A roundup of international coal news from Aug. 6 to Aug. 13.
China fired back in its growing trade dispute with the U.S., announcing 25% tariffs on $16 billion worth of American exports, including coal, oil products and liquefied petroleum gas. Beijing's Aug. 8 announcement was likely a retaliation to the United States' Aug. 7 announcement of new duties on imported Chinese products, which also totaled $16 billion and go into effect Aug. 23. The U.S. exported nearly 2.1 million tons of coal to China in the first quarter of 2018, a 6.3% year-over-year increase from 2017, according to data compiled by S&P Global Market Intelligence.
The price of carbon in the European Union's emissions trading scheme hit a 10-year high, reaching €18 per tonne on Aug. 13, up about 200% from the year-ago levels, The Guardian reported. The upsurge in carbon price is due to, in part, the European Commission reforms on to cut the supply of carbon permits from January as well as the heatwave affecting large parts of Europe, The Guardian noted, adding that its continued climb would affect Germany's newly formed "coal exit commission" which is set to release a plan in 2018.
XCoal Energy & Resources Germany GmbH acquired the international coal and coke trading division of German company RAG Verkauf GmbH as the European country continues its move away from coal. The privately owned unit of U.S.-based global coal marketing and logistics company plans to continue and further expand trading in metallurgical and thermal coals as well as blast furnace and foundry coke in Europe with the former team of RAG Verkauf.
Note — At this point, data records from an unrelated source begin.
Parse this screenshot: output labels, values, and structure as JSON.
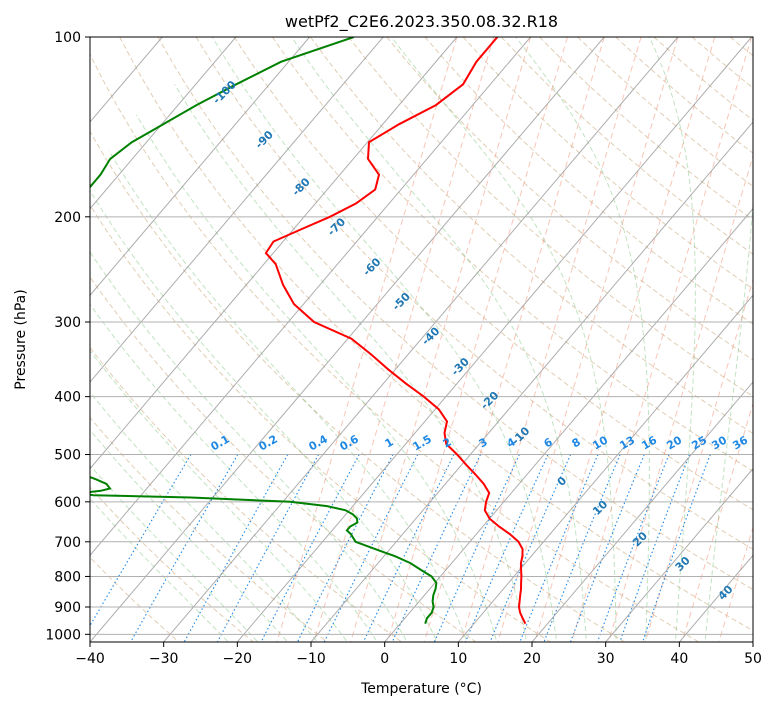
{
  "chart_data": {
    "type": "line",
    "title": "wetPf2_C2E6.2023.350.08.32.R18",
    "xlabel": "Temperature (°C)",
    "ylabel": "Pressure (hPa)",
    "xlim": [
      -40,
      50
    ],
    "ylim": [
      1030,
      100
    ],
    "x_ticks": [
      -40,
      -30,
      -20,
      -10,
      0,
      10,
      20,
      30,
      40,
      50
    ],
    "x_tick_labels": [
      "−40",
      "−30",
      "−20",
      "−10",
      "0",
      "10",
      "20",
      "30",
      "40",
      "50"
    ],
    "y_ticks": [
      100,
      200,
      300,
      400,
      500,
      600,
      700,
      800,
      900,
      1000
    ],
    "y_tick_labels": [
      "100",
      "200",
      "300",
      "400",
      "500",
      "600",
      "700",
      "800",
      "900",
      "1000"
    ],
    "series": [
      {
        "name": "Temperature",
        "color": "#ff0000",
        "points": [
          [
            -54.5,
            100
          ],
          [
            -54.5,
            110
          ],
          [
            -53.7,
            120
          ],
          [
            -55.0,
            130
          ],
          [
            -57.8,
            140
          ],
          [
            -59.8,
            150
          ],
          [
            -58.0,
            160
          ],
          [
            -54.7,
            170
          ],
          [
            -53.5,
            180
          ],
          [
            -54.5,
            190
          ],
          [
            -56.5,
            200
          ],
          [
            -59.0,
            210
          ],
          [
            -61.3,
            220
          ],
          [
            -61.0,
            230
          ],
          [
            -58.4,
            240
          ],
          [
            -55.0,
            260
          ],
          [
            -51.3,
            280
          ],
          [
            -46.5,
            300
          ],
          [
            -39.5,
            320
          ],
          [
            -35.0,
            340
          ],
          [
            -31.0,
            360
          ],
          [
            -27.0,
            380
          ],
          [
            -23.0,
            400
          ],
          [
            -19.5,
            420
          ],
          [
            -17.0,
            440
          ],
          [
            -16.0,
            460
          ],
          [
            -14.5,
            480
          ],
          [
            -11.8,
            500
          ],
          [
            -9.4,
            520
          ],
          [
            -7.0,
            540
          ],
          [
            -4.8,
            560
          ],
          [
            -3.0,
            580
          ],
          [
            -2.4,
            600
          ],
          [
            -1.6,
            620
          ],
          [
            0.0,
            640
          ],
          [
            2.2,
            660
          ],
          [
            4.6,
            680
          ],
          [
            6.6,
            700
          ],
          [
            8.0,
            720
          ],
          [
            8.8,
            740
          ],
          [
            9.4,
            760
          ],
          [
            10.2,
            780
          ],
          [
            11.0,
            800
          ],
          [
            11.7,
            820
          ],
          [
            12.4,
            840
          ],
          [
            13.0,
            860
          ],
          [
            13.6,
            880
          ],
          [
            14.2,
            900
          ],
          [
            15.0,
            920
          ],
          [
            16.0,
            940
          ],
          [
            17.0,
            960
          ]
        ]
      },
      {
        "name": "Dewpoint",
        "color": "#008000",
        "points": [
          [
            -74.0,
            100
          ],
          [
            -81.0,
            110
          ],
          [
            -84.5,
            120
          ],
          [
            -87.5,
            130
          ],
          [
            -89.8,
            140
          ],
          [
            -92.0,
            150
          ],
          [
            -93.0,
            160
          ],
          [
            -92.5,
            170
          ],
          [
            -92.5,
            180
          ],
          [
            -93.2,
            190
          ],
          [
            -92.5,
            200
          ],
          [
            -91.5,
            210
          ],
          [
            -91.0,
            220
          ],
          [
            -90.0,
            230
          ],
          [
            -88.5,
            240
          ],
          [
            -86.0,
            255
          ],
          [
            -84.0,
            265
          ],
          [
            -84.0,
            275
          ],
          [
            -83.5,
            285
          ],
          [
            -80.5,
            300
          ],
          [
            -82.5,
            310
          ],
          [
            -92.0,
            320
          ],
          [
            -92.0,
            330
          ],
          [
            -92.5,
            340
          ],
          [
            -93.5,
            350
          ],
          [
            -93.5,
            360
          ],
          [
            -93.5,
            370
          ],
          [
            -92.5,
            380
          ],
          [
            -92.0,
            390
          ],
          [
            -93.5,
            400
          ],
          [
            -94.0,
            410
          ],
          [
            -58.0,
            550
          ],
          [
            -56.0,
            560
          ],
          [
            -55.0,
            570
          ],
          [
            -56.0,
            575
          ],
          [
            -58.5,
            580
          ],
          [
            -56.5,
            585
          ],
          [
            -43.0,
            590
          ],
          [
            -29.0,
            600
          ],
          [
            -23.5,
            610
          ],
          [
            -20.5,
            620
          ],
          [
            -19.0,
            630
          ],
          [
            -18.0,
            640
          ],
          [
            -17.5,
            650
          ],
          [
            -18.0,
            660
          ],
          [
            -18.0,
            670
          ],
          [
            -17.0,
            680
          ],
          [
            -15.5,
            700
          ],
          [
            -12.0,
            720
          ],
          [
            -8.5,
            740
          ],
          [
            -5.6,
            760
          ],
          [
            -3.4,
            780
          ],
          [
            -1.2,
            800
          ],
          [
            0.2,
            820
          ],
          [
            0.8,
            840
          ],
          [
            1.2,
            860
          ],
          [
            1.8,
            880
          ],
          [
            2.6,
            900
          ],
          [
            3.0,
            920
          ],
          [
            3.0,
            940
          ],
          [
            3.4,
            960
          ]
        ]
      }
    ],
    "dry_adiabat_labels": [
      "-100",
      "-90",
      "-80",
      "-70",
      "-60",
      "-50",
      "-40",
      "-30",
      "-20",
      "-10",
      "0",
      "10",
      "20",
      "30",
      "40"
    ],
    "moist_adiabat_labels": [
      "10",
      "20",
      "30",
      "40"
    ],
    "mixing_ratio_labels": [
      "0.1",
      "0.2",
      "0.4",
      "0.6",
      "1",
      "1.5",
      "2",
      "3",
      "4",
      "6",
      "8",
      "10",
      "13",
      "16",
      "20",
      "25",
      "30",
      "36"
    ],
    "grid": true
  }
}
China is exploring ways to improve emission monitoring for heavy industries in certain regions over the next few years to further the country's efforts to combat smog, Reuters reported Aug. 10 citing a statement by the country's Ministry of Ecology and Environment. The country is targeting industries like steel, coal-fired power generation, coke, chemicals, as well as other heavy industries, as part of the improved monitoring project. It is also cracking down on data reporting, aiming to ensure that environmental data monitoring is as "accurate, genuine, objective and comprehensive" and looking to have monitoring institutes and staff be independent of local governments by 2020, the report said.
China imported 29.0 million tonnes of coal in July, up almost 50% from the year-ago levels and up 23.9% from June, Reuters reported Aug. 8, citing data released by the country's General Administration of Customs. Coal imports were also boosted by curbs in domestic production as the country doubles down on carbon emissions in its fight against pollution, the report said, adding that the data also signify that customs has eased checks on foreign shipments.
As of Aug. 13, US$1 was equivalent to 6.89 Chinese yuan.